Retrospective multicentre study including consecutive adult patients who underwent LT, from 2010 to 2019, at two large teaching hospitals. We excluded patients who had CRE infections within 90 days before LT. CRE screening was performed in all patients on the day of LT. Exposure variables were considered within 90 days before LT and included cirrhosis complications, underlying disease, time on the waiting list, MELD and CLIF-SOFA scores, antibiotic use, intensive care unit and hospital stay, and infections. A machine learning model was trained to detect the probability of a patient being colonized with CRE at LT.
A total of 1544 patients were analyzed, 116 (7.5%) patients were colonized by CRE at LT. The median time from CRE isolation to LT was 5 days. Use of antibiotics, hepato-renal syndrome, worst CLIF sofa score, and use of beta-lactam/beta-lactamase inhibitor increased the probability of a patient having pre-LT CRE. The proposed algorithm had a sensitivity of 66% and a specificity of 83% with a negative predictive value of 97%.
We created a model able to predict CRE colonization at LT based on easy-to-obtain features that could guide antibiotic prophylaxis.
肝移植(LT)时耐碳青霉烯类肠杆菌科细菌(CRE)定植会增加LT后CRE感染的风险,这会影响受者的生存。定植状态通常仅在LT临近时才变得明显。因此,预测模型有助于指导流行地区中心的抗生素预防。

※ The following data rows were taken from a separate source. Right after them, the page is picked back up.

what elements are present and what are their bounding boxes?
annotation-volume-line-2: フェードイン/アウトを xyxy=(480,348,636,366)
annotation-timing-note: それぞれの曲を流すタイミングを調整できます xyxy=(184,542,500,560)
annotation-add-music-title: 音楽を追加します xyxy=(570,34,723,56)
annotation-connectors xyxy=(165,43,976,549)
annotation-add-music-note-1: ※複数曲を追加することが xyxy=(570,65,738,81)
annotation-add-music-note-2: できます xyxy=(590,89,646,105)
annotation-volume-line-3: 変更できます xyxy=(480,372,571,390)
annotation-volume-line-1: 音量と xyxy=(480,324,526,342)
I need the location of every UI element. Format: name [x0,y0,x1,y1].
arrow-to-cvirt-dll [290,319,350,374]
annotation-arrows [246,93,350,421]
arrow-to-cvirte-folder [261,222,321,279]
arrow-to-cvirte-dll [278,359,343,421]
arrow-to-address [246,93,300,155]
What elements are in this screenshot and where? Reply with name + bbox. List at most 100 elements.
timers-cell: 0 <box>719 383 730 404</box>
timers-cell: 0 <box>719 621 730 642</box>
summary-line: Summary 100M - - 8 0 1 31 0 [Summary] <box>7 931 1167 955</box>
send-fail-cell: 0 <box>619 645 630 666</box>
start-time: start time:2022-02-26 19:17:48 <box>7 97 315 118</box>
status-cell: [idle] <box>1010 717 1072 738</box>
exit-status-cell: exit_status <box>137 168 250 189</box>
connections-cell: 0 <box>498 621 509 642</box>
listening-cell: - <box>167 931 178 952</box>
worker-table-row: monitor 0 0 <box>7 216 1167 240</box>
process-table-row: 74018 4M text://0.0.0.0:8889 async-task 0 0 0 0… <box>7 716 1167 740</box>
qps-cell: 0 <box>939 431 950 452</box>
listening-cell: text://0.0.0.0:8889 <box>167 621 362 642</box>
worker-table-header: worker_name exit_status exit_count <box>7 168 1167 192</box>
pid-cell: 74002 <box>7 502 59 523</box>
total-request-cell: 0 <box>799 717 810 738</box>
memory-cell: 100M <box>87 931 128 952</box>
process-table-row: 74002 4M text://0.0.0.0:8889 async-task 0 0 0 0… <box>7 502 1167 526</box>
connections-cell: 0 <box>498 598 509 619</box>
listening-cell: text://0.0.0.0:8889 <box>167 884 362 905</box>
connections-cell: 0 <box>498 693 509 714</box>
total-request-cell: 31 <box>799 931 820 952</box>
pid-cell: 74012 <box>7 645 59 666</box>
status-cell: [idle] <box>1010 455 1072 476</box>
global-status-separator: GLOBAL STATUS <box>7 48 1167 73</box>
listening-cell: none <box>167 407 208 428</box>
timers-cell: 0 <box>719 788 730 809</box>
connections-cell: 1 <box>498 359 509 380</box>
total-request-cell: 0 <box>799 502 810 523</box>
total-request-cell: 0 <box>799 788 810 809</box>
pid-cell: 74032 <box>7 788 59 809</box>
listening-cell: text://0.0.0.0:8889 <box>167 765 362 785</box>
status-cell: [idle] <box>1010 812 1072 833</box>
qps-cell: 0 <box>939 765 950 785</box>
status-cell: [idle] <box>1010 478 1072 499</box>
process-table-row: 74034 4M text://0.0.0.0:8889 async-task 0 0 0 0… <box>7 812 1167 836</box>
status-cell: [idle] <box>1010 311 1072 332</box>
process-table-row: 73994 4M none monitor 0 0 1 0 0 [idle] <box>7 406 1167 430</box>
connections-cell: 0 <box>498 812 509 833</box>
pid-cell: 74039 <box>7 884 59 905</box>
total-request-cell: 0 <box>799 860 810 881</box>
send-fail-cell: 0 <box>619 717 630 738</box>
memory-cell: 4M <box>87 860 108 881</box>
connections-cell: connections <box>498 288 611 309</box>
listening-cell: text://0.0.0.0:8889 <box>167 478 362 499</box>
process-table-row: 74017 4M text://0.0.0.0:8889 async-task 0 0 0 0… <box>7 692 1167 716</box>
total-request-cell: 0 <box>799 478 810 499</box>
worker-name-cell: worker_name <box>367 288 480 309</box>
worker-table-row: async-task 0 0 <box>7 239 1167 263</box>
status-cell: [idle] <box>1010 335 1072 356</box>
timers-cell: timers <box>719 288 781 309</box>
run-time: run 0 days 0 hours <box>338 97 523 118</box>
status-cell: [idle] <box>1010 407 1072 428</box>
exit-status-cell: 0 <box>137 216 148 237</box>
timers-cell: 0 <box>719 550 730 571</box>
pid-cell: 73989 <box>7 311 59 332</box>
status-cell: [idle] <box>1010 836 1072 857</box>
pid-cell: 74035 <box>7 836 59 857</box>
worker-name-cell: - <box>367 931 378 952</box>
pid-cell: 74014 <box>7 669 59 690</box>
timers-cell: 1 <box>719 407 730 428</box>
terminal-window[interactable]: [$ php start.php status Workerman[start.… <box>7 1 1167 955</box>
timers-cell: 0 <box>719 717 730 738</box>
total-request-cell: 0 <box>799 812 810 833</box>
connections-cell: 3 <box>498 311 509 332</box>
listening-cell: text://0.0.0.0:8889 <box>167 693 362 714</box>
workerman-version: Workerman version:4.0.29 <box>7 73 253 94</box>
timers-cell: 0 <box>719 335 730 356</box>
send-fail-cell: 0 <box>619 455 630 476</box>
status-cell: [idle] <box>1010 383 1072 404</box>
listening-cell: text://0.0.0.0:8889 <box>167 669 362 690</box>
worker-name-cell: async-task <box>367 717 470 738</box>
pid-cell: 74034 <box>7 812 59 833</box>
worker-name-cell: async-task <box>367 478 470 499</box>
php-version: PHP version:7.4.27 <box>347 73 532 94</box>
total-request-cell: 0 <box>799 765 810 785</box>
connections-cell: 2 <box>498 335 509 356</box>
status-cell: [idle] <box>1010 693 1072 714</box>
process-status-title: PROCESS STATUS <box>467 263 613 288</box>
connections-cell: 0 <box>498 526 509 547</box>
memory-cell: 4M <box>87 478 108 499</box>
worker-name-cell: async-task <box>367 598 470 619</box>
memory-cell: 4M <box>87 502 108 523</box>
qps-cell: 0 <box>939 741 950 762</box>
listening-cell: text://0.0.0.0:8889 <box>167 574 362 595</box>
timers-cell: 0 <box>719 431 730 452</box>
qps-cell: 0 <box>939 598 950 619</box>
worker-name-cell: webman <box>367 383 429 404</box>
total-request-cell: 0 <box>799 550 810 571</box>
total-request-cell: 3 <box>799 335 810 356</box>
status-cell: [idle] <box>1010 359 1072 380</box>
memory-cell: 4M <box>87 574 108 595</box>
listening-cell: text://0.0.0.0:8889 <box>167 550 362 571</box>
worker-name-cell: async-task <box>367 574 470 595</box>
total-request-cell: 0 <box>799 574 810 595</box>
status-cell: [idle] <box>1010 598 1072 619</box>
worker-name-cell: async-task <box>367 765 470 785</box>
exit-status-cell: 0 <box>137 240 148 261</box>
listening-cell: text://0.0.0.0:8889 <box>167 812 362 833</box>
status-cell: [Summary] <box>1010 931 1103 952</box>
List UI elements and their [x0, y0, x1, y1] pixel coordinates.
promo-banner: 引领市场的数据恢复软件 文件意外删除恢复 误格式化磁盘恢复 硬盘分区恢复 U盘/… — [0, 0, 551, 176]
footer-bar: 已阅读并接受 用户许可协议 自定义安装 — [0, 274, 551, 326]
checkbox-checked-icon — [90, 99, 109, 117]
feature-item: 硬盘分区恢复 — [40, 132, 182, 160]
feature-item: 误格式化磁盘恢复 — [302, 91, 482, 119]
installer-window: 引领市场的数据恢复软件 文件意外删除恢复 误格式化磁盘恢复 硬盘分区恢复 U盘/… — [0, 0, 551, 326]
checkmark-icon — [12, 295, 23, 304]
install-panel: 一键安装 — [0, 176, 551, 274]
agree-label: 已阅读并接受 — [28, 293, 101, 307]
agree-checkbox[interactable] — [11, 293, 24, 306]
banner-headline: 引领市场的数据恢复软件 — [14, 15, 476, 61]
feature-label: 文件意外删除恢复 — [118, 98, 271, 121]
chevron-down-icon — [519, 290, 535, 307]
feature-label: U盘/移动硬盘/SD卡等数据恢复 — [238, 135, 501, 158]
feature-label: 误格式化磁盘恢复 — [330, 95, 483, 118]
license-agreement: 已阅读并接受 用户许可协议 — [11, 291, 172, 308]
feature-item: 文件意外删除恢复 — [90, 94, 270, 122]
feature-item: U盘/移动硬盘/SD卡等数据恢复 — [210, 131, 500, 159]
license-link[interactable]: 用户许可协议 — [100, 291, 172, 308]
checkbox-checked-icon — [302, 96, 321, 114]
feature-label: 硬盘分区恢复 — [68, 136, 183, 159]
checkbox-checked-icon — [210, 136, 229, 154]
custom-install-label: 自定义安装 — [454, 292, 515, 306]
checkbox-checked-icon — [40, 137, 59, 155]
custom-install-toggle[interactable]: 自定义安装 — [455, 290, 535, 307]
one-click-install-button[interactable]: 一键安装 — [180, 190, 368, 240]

本研究旨在确定LT时CRE定植的危险因素,以建立预测模型。
回顾性多中心研究,纳入2010年至2019年在两家大型教学医院接受LT的连续成年患者。我们排除了LT前90天内发生CRE感染的患者。所有患者在LT当天进行CRE筛查。暴露变量考虑LT前90天内的情况,包括肝硬化并发症、基础疾病、等待名单上的时间、终末期肝病模型(MELD)和终末期肝病功能障碍评分(CLIF-SOFA)、抗生素使用、重症监护病房和住院时间以及感染情况。训练一个机器学习模型来检测患者在LT时被CRE定植的概率。
共分析了1544例患者,116例(7.5%)患者在LT时被CRE定植。从CRE分离到LT的中位时间为5天。使用抗生素、肝肾综合征、最差CLIF沙发评分以及使用β-内酰胺/β-内酰胺酶抑制剂会增加患者LT前CRE定植的概率。所提出的算法敏感性为66%,特异性为83%,阴性预测值为97%。
我们创建了一个能够基于易于获得的特征预测LT时CRE定植的模型,该模型可指导抗生素预防。